WO1999005794A2

WO1999005794A2 - Method for displaying fault information relating to peripheral elements

Info

Publication number: WO1999005794A2
Application number: PCT/DE1998/001944
Authority: WO
Inventors: Gerhard Fischer
Original assignee: Siemens Aktiengesellschaft
Priority date: 1997-07-22
Filing date: 1998-07-13
Publication date: 1999-02-04
Also published as: DE19731462C1; WO1999005794A3; CN1259266A; EP0997053A2

Abstract

According to the invention, interface module-specific alarm storage areas are set up in a database (DB) for the interface modules (SLM, TM) of a communications system. In the event of an at least partial breakdown of an interface module (SLM, TM), at least one connection unit (AL) connected to said interface module (SLM, TM) and/or at least one communications unit connected to the interface module (SLM, TM) by said connection unit (AL), an alarm identifying the interface module (SLM, TM) is triggered and displayed.

Description

description

Method for displaying peripheral information regarding error information in a communication system

A communication system for the private sector is known from the "Special edition of telecom report and Siemens magazine Com: ISDN in the office - HICOM", Siemens AG, Berlin and Munich, 1985, in particular pages 58 to 75. Communication systems are mono- or multiprocessor systems whose functional scope is essentially determined by the software The software of the known communication system is divided into modules assigned to switching technology, operating technology and security technology.

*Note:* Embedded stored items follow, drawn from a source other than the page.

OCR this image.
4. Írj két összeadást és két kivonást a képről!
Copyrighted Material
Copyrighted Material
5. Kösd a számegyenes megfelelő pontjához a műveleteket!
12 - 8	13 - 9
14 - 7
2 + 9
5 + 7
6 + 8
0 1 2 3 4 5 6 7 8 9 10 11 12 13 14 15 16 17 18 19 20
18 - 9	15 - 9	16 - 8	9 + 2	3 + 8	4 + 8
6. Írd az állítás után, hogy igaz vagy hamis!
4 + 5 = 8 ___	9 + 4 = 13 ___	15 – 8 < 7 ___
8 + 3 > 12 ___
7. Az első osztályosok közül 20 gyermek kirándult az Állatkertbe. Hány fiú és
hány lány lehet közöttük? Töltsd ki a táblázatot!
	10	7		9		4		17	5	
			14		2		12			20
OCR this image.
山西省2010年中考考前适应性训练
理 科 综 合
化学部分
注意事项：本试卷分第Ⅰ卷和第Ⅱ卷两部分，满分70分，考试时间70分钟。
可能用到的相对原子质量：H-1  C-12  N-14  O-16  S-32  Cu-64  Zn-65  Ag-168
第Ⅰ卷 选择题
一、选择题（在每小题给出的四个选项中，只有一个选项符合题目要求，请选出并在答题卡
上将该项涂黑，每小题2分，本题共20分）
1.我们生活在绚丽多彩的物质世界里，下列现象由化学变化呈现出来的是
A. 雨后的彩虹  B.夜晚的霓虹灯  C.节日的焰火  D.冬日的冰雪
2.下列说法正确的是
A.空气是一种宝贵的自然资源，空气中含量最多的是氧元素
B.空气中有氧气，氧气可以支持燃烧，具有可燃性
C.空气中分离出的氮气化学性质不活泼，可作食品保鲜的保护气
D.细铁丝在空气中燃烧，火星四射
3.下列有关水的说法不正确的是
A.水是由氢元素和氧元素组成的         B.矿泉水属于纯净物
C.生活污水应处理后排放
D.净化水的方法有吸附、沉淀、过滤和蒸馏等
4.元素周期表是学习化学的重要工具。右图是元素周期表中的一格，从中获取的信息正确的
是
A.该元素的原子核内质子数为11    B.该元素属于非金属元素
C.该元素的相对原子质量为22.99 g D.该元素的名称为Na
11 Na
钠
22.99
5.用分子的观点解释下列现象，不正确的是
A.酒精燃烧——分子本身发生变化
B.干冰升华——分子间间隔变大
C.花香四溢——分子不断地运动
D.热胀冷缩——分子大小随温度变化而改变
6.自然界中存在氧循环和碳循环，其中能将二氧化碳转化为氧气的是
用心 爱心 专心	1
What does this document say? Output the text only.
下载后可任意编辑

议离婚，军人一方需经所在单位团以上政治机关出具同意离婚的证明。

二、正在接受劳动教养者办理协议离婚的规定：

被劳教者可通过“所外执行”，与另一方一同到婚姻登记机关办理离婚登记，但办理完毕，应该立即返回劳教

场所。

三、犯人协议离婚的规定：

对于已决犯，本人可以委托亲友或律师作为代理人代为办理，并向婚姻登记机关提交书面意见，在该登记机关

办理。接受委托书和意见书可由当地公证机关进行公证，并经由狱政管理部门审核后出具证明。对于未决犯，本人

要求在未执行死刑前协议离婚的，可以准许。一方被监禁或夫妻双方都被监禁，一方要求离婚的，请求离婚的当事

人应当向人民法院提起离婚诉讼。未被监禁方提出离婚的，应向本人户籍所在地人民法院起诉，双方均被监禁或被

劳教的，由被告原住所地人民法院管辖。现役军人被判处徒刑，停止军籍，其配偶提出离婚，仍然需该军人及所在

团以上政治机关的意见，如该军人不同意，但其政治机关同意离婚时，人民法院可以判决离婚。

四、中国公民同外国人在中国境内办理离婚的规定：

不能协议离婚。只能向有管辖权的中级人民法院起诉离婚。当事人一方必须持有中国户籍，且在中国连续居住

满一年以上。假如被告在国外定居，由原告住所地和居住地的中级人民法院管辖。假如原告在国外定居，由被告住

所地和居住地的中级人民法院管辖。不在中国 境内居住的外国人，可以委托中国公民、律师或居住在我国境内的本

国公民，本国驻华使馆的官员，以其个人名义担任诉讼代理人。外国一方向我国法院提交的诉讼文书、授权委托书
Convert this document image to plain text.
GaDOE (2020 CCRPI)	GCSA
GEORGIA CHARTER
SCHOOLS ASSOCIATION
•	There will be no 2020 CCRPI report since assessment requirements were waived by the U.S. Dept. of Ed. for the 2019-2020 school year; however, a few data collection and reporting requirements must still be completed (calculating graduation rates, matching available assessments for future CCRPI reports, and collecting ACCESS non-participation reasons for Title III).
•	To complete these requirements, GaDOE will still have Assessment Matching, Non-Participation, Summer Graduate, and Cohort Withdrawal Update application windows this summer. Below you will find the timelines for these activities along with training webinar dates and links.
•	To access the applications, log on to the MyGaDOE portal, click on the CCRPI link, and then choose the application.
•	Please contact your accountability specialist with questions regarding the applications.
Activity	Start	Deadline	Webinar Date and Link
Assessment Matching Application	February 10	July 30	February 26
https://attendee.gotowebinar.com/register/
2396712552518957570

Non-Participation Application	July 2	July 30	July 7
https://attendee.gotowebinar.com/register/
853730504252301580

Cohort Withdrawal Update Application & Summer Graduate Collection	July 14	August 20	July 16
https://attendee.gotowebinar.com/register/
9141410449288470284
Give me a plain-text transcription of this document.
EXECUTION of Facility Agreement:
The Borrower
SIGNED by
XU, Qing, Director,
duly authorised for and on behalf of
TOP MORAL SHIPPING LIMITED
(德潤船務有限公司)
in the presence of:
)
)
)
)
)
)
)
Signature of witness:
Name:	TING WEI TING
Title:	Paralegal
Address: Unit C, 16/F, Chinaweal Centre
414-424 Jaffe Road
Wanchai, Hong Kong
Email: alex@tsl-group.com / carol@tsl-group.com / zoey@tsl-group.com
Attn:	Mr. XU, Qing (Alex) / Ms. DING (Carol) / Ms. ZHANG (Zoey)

The operating technology modules implement the tasks required for maintenance and administration of the communication system. Performing maintenance tasks requires knowledge of the current state of the system. To monitor peripheral elements of the communication system, so-called total alarms are output in a maintenance and alarm field in the known communication system when errors occur. A peripheral element can e.g. a physical port of a connection module - a subscriber line module and / or a line set module for exchange and cross traffic -, a connection device connected to the port (e.g. an exchange line or a cross connection to another communication system) and, if applicable, one via the connection device with the connection module pe connected communication device (for example, an internal terminal).

It has also already been proposed to divide alarms into different alarm classes, alarm classes being functionally structured according to the different types of peripheral elements. For example, all internal devices that are connected to the communication system and support a certain service (eg an analog or digital voice service) combined in an alarm class.

Due to the large number of peripheral elements to be monitored, a large number of units are assigned to the individual alarm classes. If an alarm were signaled for each individual failed peripheral element, a defect would be constantly signaled due to the existing failure rates. In order to avoid this problem, the number of errors (threshold value), when an alarm is triggered, has been increased. With some alarm classes, the maintenance and alarm field is only signaled when 50% of the peripheral elements assigned to an alarm class fail. The smallest amounts of failure are no longer signaled.

Another problem with this method is that a functional classification of the alarm classes according to the different types of peripheral elements, in the event of an alarm, means that the peripheral element which triggers the error cannot be identified easily.

The invention is based on the object of specifying a method by means of which a local assignment of an alarm to a peripheral element is possible in a simple manner.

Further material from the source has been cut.